Выбрать главу

— Кто этот псих! Скажите мне, кто этот псих!

— Скажу! Впустите!

— Скажите всё! Правду!

— Скажу всё, что знаю!

— Вы одна?

— Совсем одна. Одна. Клянусь вам.

— Погодите.

Обожди. Дыши глубже. Думай. Но вместо этого я проделал то, чего решил не делать, пока не наступит момент для безопасной эвакуации. Отодвинул массивный комод от двери — так, чтобы приоткрыть ее совсем чуть-чуть, а затем отпер замок и разрешил протиснуться в комнату этой участнице заговора, этой женщине, которую он прислал меня соблазнить, принаряженной для тех развеселых баров, куда медсестры из онкологии ходили промывать душевные раны и очищаться от смерти и предсмертных мучений во времена, когда Беда Поссесски все еще была полнокровной, нераскаявшейся ненавистницей евреев. Огромные солнечные очки, скрывающие пол-лица, черное платье, самым выгодным образом подчеркивающее фигуру. Даже сбросив с себя платье, она не показалась бы еще аппетитнее. Гениальное дешевенькое платье.
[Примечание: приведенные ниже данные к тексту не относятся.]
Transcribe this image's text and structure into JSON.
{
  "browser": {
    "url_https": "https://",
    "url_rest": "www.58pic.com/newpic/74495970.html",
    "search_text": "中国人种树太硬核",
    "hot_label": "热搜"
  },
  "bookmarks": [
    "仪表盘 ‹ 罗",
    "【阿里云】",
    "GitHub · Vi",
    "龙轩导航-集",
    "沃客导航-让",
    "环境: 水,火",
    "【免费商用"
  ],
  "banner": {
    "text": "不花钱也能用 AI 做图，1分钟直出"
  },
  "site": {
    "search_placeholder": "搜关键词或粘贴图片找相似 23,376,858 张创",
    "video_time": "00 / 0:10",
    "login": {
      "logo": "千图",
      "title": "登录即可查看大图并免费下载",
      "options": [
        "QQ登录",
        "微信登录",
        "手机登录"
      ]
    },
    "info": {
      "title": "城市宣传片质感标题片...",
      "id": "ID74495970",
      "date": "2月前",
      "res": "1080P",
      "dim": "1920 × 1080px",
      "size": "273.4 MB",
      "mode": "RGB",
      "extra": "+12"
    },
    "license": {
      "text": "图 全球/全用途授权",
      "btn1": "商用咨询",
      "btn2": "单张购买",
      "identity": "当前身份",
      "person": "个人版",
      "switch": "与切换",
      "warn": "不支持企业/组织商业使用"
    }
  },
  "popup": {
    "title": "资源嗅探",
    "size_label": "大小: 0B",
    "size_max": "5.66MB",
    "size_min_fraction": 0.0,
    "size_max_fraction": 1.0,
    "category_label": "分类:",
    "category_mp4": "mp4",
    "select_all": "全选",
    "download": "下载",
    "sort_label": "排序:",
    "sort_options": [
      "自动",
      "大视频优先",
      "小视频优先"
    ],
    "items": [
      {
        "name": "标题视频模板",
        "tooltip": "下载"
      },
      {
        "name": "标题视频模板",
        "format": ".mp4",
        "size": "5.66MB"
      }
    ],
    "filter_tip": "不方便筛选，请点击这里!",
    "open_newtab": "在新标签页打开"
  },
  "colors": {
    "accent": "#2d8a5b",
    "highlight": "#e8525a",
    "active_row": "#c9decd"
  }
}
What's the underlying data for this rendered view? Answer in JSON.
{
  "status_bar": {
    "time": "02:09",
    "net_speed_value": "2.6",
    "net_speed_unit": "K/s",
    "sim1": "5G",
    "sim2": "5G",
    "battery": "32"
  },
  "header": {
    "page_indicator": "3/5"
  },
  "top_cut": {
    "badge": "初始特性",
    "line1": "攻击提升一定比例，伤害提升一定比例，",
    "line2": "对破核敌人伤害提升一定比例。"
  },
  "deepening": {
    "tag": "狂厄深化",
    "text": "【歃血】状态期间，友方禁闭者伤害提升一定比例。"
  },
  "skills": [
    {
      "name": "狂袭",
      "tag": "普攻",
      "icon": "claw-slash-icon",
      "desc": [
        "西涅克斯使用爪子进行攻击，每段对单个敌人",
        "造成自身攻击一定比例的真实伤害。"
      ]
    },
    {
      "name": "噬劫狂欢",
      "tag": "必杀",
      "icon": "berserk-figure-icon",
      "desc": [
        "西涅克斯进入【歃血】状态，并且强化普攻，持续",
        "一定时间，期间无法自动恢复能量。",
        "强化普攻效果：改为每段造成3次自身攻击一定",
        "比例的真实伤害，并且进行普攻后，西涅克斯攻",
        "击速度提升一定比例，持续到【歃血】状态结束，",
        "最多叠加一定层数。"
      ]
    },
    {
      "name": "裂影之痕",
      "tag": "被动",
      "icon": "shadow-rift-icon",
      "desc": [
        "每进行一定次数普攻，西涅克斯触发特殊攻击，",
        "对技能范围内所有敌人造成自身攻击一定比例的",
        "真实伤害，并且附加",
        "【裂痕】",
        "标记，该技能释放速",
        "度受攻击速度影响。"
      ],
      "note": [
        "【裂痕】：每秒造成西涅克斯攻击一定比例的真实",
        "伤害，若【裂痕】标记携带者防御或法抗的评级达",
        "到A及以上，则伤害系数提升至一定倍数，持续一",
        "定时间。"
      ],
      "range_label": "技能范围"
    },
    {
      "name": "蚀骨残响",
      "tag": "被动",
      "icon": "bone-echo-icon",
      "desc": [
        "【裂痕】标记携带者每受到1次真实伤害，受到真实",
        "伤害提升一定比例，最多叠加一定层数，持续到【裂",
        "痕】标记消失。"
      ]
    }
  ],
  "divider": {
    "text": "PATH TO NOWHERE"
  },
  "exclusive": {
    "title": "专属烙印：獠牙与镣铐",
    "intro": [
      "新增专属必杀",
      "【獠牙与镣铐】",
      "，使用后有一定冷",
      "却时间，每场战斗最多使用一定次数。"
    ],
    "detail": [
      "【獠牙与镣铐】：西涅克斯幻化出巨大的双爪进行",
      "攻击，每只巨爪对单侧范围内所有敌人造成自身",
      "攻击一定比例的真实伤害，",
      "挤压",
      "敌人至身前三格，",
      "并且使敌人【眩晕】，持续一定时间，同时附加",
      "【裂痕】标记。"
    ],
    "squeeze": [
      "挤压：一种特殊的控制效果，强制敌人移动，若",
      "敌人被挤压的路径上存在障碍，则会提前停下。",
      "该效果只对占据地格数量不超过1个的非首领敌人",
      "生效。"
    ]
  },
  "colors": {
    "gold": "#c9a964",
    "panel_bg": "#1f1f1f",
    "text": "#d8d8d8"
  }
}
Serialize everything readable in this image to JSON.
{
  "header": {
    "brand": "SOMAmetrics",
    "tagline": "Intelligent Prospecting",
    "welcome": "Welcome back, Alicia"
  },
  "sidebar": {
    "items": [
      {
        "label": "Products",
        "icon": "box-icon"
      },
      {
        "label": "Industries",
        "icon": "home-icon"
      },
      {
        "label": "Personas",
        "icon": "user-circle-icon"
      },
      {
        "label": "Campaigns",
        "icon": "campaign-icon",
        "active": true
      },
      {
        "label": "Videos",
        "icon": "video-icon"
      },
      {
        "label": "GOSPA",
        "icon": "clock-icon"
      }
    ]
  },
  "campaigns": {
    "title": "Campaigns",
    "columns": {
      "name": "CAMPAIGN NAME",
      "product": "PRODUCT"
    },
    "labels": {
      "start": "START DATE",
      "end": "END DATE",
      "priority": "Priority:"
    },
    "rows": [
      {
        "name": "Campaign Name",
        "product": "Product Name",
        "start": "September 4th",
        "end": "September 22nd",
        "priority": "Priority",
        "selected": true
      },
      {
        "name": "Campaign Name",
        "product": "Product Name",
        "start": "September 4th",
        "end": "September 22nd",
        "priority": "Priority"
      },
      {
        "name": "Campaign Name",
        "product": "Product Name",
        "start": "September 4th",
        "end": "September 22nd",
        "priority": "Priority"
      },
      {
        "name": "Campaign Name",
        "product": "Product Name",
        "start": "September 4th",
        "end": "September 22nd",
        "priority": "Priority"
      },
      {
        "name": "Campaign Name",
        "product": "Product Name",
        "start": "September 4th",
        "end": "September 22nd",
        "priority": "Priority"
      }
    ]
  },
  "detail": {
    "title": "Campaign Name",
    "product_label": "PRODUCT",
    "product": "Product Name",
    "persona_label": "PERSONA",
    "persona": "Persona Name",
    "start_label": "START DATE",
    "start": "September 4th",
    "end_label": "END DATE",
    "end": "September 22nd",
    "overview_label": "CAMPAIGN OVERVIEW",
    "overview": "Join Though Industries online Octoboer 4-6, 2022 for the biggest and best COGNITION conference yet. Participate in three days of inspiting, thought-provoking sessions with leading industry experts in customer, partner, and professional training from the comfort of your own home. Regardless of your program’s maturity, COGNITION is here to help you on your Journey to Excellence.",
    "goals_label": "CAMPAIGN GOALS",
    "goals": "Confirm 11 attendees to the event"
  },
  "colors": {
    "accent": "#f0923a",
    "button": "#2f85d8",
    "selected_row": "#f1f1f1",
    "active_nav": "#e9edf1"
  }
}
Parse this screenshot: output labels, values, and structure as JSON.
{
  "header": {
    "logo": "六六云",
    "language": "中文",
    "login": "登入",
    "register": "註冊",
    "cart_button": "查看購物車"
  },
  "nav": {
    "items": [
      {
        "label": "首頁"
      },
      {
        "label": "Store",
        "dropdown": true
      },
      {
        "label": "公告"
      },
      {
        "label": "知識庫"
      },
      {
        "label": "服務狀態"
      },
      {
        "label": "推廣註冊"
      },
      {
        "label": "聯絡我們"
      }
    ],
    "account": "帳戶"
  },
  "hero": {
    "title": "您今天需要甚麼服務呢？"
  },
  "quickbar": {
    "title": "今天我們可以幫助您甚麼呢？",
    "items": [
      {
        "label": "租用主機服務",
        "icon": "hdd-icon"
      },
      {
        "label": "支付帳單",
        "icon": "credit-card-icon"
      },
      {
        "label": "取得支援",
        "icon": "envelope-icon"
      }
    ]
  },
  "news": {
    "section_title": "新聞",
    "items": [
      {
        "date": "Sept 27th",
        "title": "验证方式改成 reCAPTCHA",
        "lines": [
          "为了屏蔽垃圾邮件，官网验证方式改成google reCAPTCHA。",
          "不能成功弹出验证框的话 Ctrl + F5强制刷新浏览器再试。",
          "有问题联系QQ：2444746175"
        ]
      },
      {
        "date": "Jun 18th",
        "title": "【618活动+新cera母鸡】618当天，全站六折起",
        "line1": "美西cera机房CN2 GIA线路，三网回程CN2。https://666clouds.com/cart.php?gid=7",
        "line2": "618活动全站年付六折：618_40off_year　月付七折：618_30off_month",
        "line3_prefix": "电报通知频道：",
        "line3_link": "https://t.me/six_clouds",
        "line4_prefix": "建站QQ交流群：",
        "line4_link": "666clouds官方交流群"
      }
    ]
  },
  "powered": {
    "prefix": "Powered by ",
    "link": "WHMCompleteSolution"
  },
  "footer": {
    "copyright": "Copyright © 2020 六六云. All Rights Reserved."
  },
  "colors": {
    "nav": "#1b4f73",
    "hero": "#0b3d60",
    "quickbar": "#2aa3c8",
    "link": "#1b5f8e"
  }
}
Густой слой помады, нечесаная светлая копна волос — ни дать ни взять метелки польской кукурузы, а тело достаточно обнажено, чтобы я предположил: мало того, что она пришла с неподобающими намерениями, мало того, что мой чудовищный характер не позволил мне обождать, дышать глубже и думать, — нет, я впустил ее сюда, позволил преодолеть мою баррикаду, потому что и сам замышляю кое-что неподобающее, замышляю уже довольно давно. Друзья мои, когда она, вертясь так и сяк, протиснулась в дверь, а затем повернула ключ в замке, чтобы запереться здесь вместе со мной — и от него? — я сообразил, что лучше бы остался сидеть на своей веранде в Ньюарке. Меня обуяла еще невиданная тоска не по Ванде-Беде — до такого я пока не докатился, — а по своей жизни до момента, когда в нее вторгся самозванец, имитатор и двойник, по жизни до самоосмеяния и самоидеализации (и идеализации осмеяния, и осмеяния идеализации, и идеализации идеализации, и осмеяния осмеяния), до перемежающихся приступов гиперобъективности и гиперсубъективности (и гиперобъективного взгляда на гиперсубъективность, и гиперсубъективного взгляда на гиперобъективность), по дням, когда то, что было снаружи, было снаружи, а то, что было внутри, было внутри, когда все имело четкие границы и все происходящее поддавалось объяснению. Я спустился по ступенькам с веранды на Лесли-стрит, вкусил плод с древа художественного вымысла, и все — как реальность, так и я — переменилось бесповоротно.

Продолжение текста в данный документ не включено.